Spis treści
Czym jest metawersum?
Pewnie wielu z Was kojarzy Second Life – grę sprzed 20 lat, która jako pierwsza zasiała w mainstreamie świadomość czegoś takiego, jak wirtualne, inne życie. Samo słowo meta na pewno też już nie brzmi tak obco. W końcu technologiczny gigant, Facebook, już oficjalnie wchodzi w korporację Meta, która swoją nazwą ma właśnie nawiązywać do metawersum. Co kryje się pod tym terminem i jak go rozumieć?
Metaverse to połączenie angielskich słów meta (coś większego od rzeczywistości i wykraczającego poza nią) i universe (wszechświat). Pierwszy raz termin ten pojawił się w 1992 roku w powieści Neala Stephensona – Zamieć. Jego futurystyczne wyobrażenie świata, w którym w interakcje wchodzi się za pomocą awatarów, nie było wcale tak odległe od tego, jak postrzegamy metawersum teraz.
W metawersum mamy do czynienia z połączeniem rozszerzonej rzeczywistości (AR), wirtualnej rzeczywistości (VR), sztucznej inteligencji (AI) i internetu. To wszystko tworzy cyfrową przestrzeń, w której możemy się zanurzyć i zacząć wchodzić w interakcję z innymi – nawet siedząc na kanapie czy jadąc pociągiem. Brzmi jak standardowa gra komputerowa czy forum? Otóż nie – nowoczesne narzędzia i technologia sprawiają, że doświadczenia w metawersum są naprawdę jak z innego świata.
Jak wejść do metawersum i co w nim spotkamy?
Aby przejść do zupełnie cyfrowego i bardzo realistycznego świata metawersum, nie wystarczy nam najnowszy smartfon czy drogi komputer. Tak możemy sobie pograć w zwykłe gry i przeprowadzić nudnego facetime’a. Prawdziwe doświadczenia wymagają najnowszych gadżetów technologicznych. Wejście do metawersum zapewniają więc gogle VR, które zamieniają znane nam otoczenie w coś zupełnie innego, czy też nawet specjalistyczne kombinezony, rękawice haptyczne, kamery śledzące ruch ciała i sensory biometryczne. Prawdziwa immersja w cyfrowy świat możliwa jest dopiero wtedy, kiedy naprawdę zmieniamy naszą rzeczywistość.
A co oferuje taki cyfrowy świat, czego nie da nam ten znany czy widziany od lat na ekranach telefonów i komputerów? Metawersum to przede wszystkim realistyczne gry, pełne interakcji z innymi i doświadczeń, których nie przeżyjemy korzystając ze zwykłej technologii. To również szansa na stworzenie własnego, zupełnie unikalnego świata. W cyfrowej przestrzeni możemy też brać udział w wielu wydarzeniach – kulturalnych, społecznych czy edukacyjnych.
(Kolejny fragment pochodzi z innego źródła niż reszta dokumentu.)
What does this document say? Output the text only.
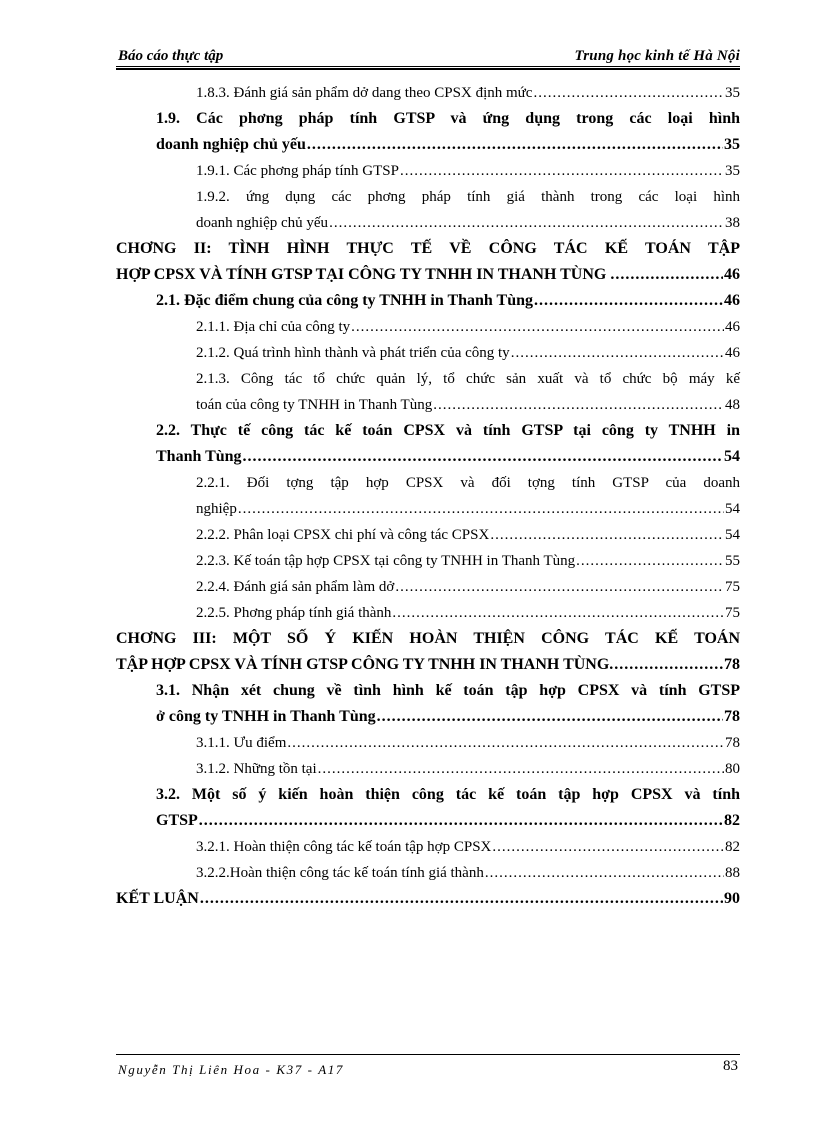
Báo cáo thực tập	Trung học kinh tế Hà Nội
1.8.3. Đánh giá sản phẩm dở dang theo CPSX định mức .....	35
1.9. Các phơng pháp tính GTSP và ứng dụng trong các loại hình
doanh nghiệp chủ yếu .....	35
1.9.1. Các phơng pháp tính GTSP .....	35
1.9.2. ứng dụng các phơng pháp tính giá thành trong các loại hình
doanh nghiệp chủ yếu .....	38
CHƠNG II: TÌNH HÌNH THỰC TẾ VỀ CÔNG TÁC KẾ TOÁN TẬP
HỢP CPSX VÀ TÍNH GTSP TẠI CÔNG TY TNHH IN THANH TÙNG . .....	46
2.1. Đặc điểm chung của công ty TNHH in Thanh Tùng .....	46
2.1.1. Địa chỉ của công ty .....	46
2.1.2. Quá trình hình thành và phát triển của công ty .....	46
2.1.3. Công tác tổ chức quản lý, tổ chức sản xuất và tổ chức bộ máy kế
toán của công ty TNHH in Thanh Tùng .....	48
2.2. Thực tế công tác kế toán CPSX và tính GTSP tại công ty TNHH in
Thanh Tùng .....	54
2.2.1. Đối tợng tập hợp CPSX và đối tợng tính GTSP của doanh
nghiệp .....	54
2.2.2. Phân loại CPSX chi phí và công tác CPSX .....	54
2.2.3. Kế toán tập hợp CPSX tại công ty TNHH in Thanh Tùng .....	55
2.2.4. Đánh giá sản phẩm làm dở .....	75
2.2.5. Phơng pháp tính giá thành .....	75
CHƠNG III: MỘT SỐ Ý KIẾN HOÀN THIỆN CÔNG TÁC KẾ TOÁN
TẬP HỢP CPSX VÀ TÍNH GTSP CÔNG TY TNHH IN THANH TÙNG. .....	78
3.1. Nhận xét chung về tình hình kế toán tập hợp CPSX và tính GTSP
ở công ty TNHH in Thanh Tùng .....	78
3.1.1. Ưu điểm .....	78
3.1.2. Những tồn tại .....	80
3.2. Một số ý kiến hoàn thiện công tác kế toán tập hợp CPSX và tính
GTSP .....	82
3.2.1. Hoàn thiện công tác kế toán tập hợp CPSX .....	82
3.2.2.Hoàn thiện công tác kế toán tính giá thành .....	88
KẾT LUẬN .....	90
Nguyễn Thị Liên Hoa - K37 - A17	83
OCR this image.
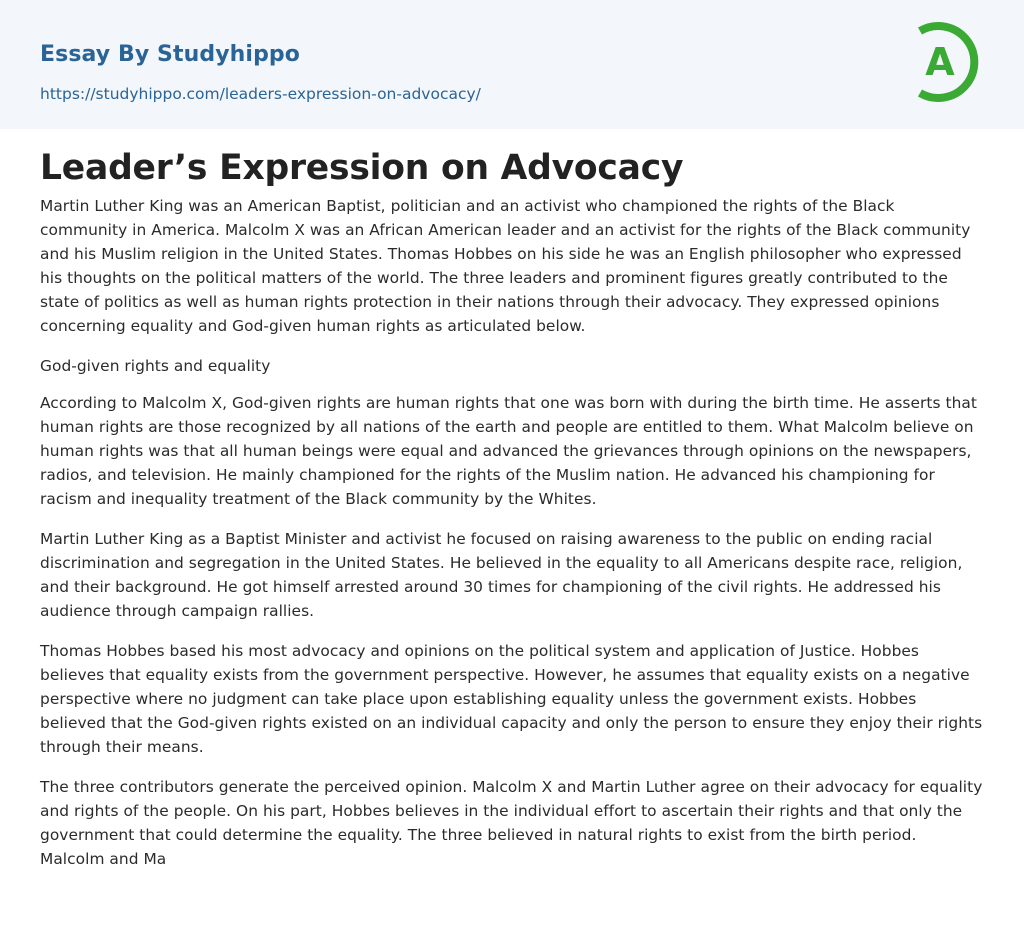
Essay By Studyhippo
https://studyhippo.com/leaders-expression-on-advocacy/
A
Leader’s Expression on Advocacy

Martin Luther King was an American Baptist, politician and an activist who championed the rights of the Black community in America. Malcolm X was an African American leader and an activist for the rights of the Black community and his Muslim religion in the United States. Thomas Hobbes on his side he was an English philosopher who expressed his thoughts on the political matters of the world. The three leaders and prominent figures greatly contributed to the state of politics as well as human rights protection in their nations through their advocacy. They expressed opinions concerning equality and God-given human rights as articulated below.

God-given rights and equality

According to Malcolm X, God-given rights are human rights that one was born with during the birth time. He asserts that human rights are those recognized by all nations of the earth and people are entitled to them. What Malcolm believe on human rights was that all human beings were equal and advanced the grievances through opinions on the newspapers, radios, and television. He mainly championed for the rights of the Muslim nation. He advanced his championing for racism and inequality treatment of the Black community by the Whites.

Martin Luther King as a Baptist Minister and activist he focused on raising awareness to the public on ending racial discrimination and segregation in the United States. He believed in the equality to all Americans despite race, religion, and their background. He got himself arrested around 30 times for championing of the civil rights. He addressed his audience through campaign rallies.

Thomas Hobbes based his most advocacy and opinions on the political system and application of Justice. Hobbes believes that equality exists from the government perspective. However, he assumes that equality exists on a negative perspective where no judgment can take place upon establishing equality unless the government exists. Hobbes believed that the God-given rights existed on an individual capacity and only the person to ensure they enjoy their rights through their means.

The three contributors generate the perceived opinion. Malcolm X and Martin Luther agree on their advocacy for equality and rights of the people. On his part, Hobbes believes in the individual effort to ascertain their rights and that only the government that could determine the equality. The three believed in natural rights to exist from the birth period. Malcolm and Ma
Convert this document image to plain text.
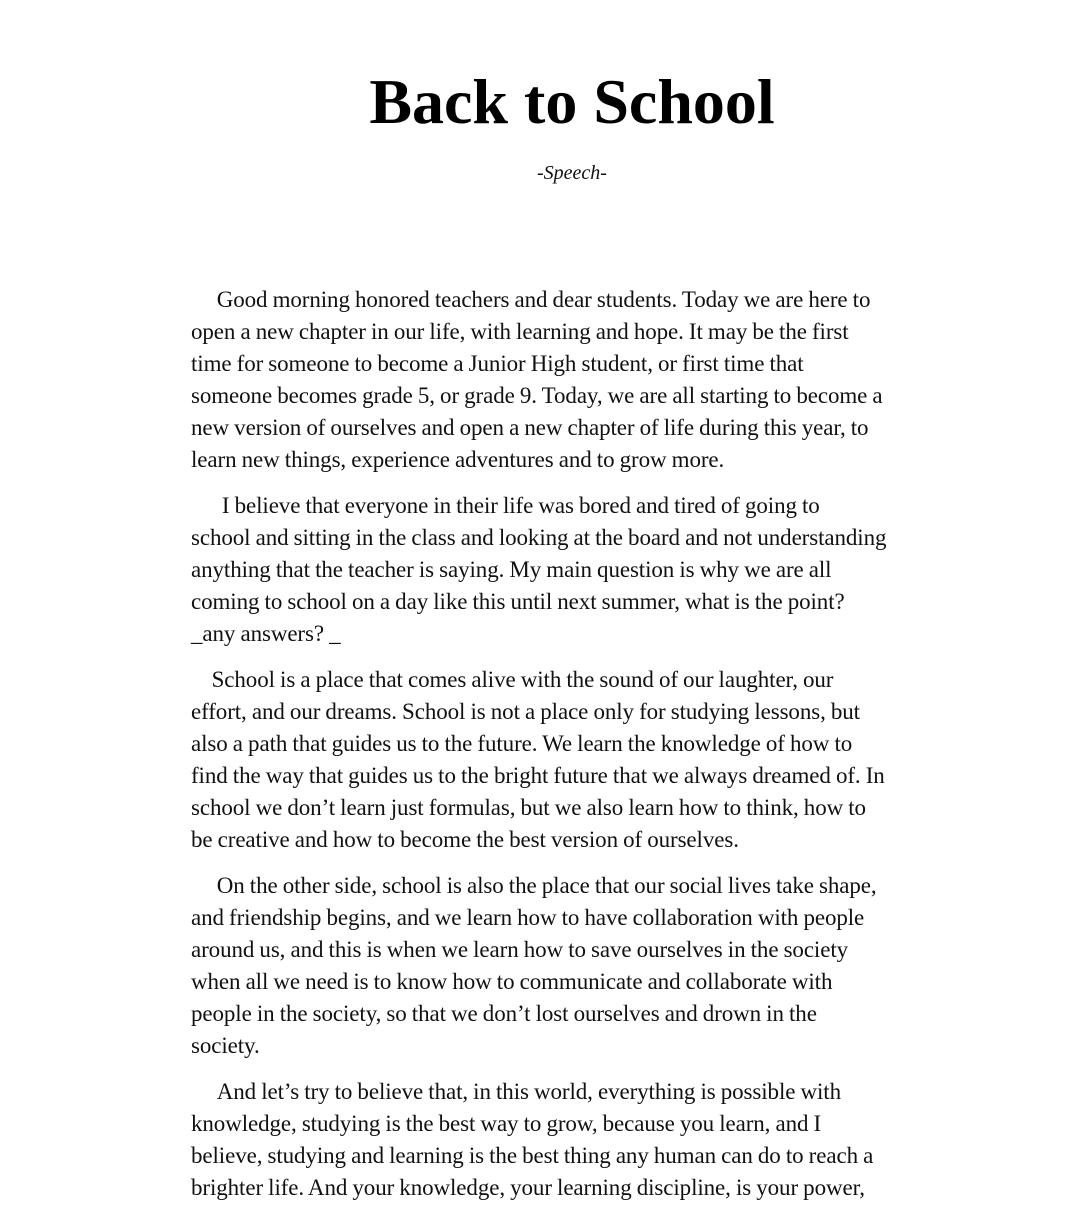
Back to School

-Speech-

Good morning honored teachers and dear students. Today we are here to
open a new chapter in our life, with learning and hope. It may be the first
time for someone to become a Junior High student, or first time that
someone becomes grade 5, or grade 9. Today, we are all starting to become a
new version of ourselves and open a new chapter of life during this year, to
learn new things, experience adventures and to grow more.

I believe that everyone in their life was bored and tired of going to
school and sitting in the class and looking at the board and not understanding
anything that the teacher is saying. My main question is why we are all
coming to school on a day like this until next summer, what is the point?
_any answers? _

School is a place that comes alive with the sound of our laughter, our
effort, and our dreams. School is not a place only for studying lessons, but
also a path that guides us to the future. We learn the knowledge of how to
find the way that guides us to the bright future that we always dreamed of. In
school we don’t learn just formulas, but we also learn how to think, how to
be creative and how to become the best version of ourselves.

On the other side, school is also the place that our social lives take shape,
and friendship begins, and we learn how to have collaboration with people
around us, and this is when we learn how to save ourselves in the society
when all we need is to know how to communicate and collaborate with
people in the society, so that we don’t lost ourselves and drown in the
society.

And let’s try to believe that, in this world, everything is possible with
knowledge, studying is the best way to grow, because you learn, and I
believe, studying and learning is the best thing any human can do to reach a
brighter life. And your knowledge, your learning discipline, is your power,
Metawersum daje nam również okazję do zupełnie innego wymiaru zakupów, spotkań biznesowych, debat czy nawet aktywności fizycznej. Ta ostatnia jest szczególnie interesująca, bo mamy do dyspozycji wiele gadżetów, które wznoszą cyfrowy sport na zupełnie inny poziom.
Czy w metawersum może być niebezpiecznie?
W cyfrowym świecie, choć jesteśmy naszym wirtualnym alterego, może być równie niebezpiecznie, jak w prawdziwym życiu. Platformy, programy i sprzęty zbierają bardzo szczegółowe dane o naszym zachowaniu, życiu, ale też fizyczności. W końcu śledzone są nasze gesty, tętno czy nawet ruch oczu. Te wszystkie informacje mogą trafić do hakerów lub być przekazane dalej przez administratorów danych.
Kolejnym zagrożeniem jest cyberprzemoc, która w metawersum może być bardzo bliska tej realnej. Były już przypadki nękania czy nawet molestowania w programach i grach odzwierciedlających prawdziwe życie. Cyfrowa rzeczywistość to również raj dla oszustów, którzy uczestniczą w transakcjach i sprawnie naciągają użytkowników na ogromne sumy.
Oczywiście istnieją też zagrożenia, które dobrze znamy od lat, bo powiązane są z samym rozwojem technologii i internetu. Uzależnienie i brak kontroli podczas podróży do metawersum to realny problem wielu młodszych i starszych osób, które zaczynają coraz głębiej uciekać do wirtualnego świata, a z czasem – nawet się w nim gubić.
Metawersum oferuje nam wszystkim coś, co może zadziwiać, fascynować, rozwijać i wpływać na wiele aspektów życia. Ale to nic innego, jak kolejna rzeczywistość, która powinna wymagać od swoich gości czujności, rozwagi, kultury i samokontroli.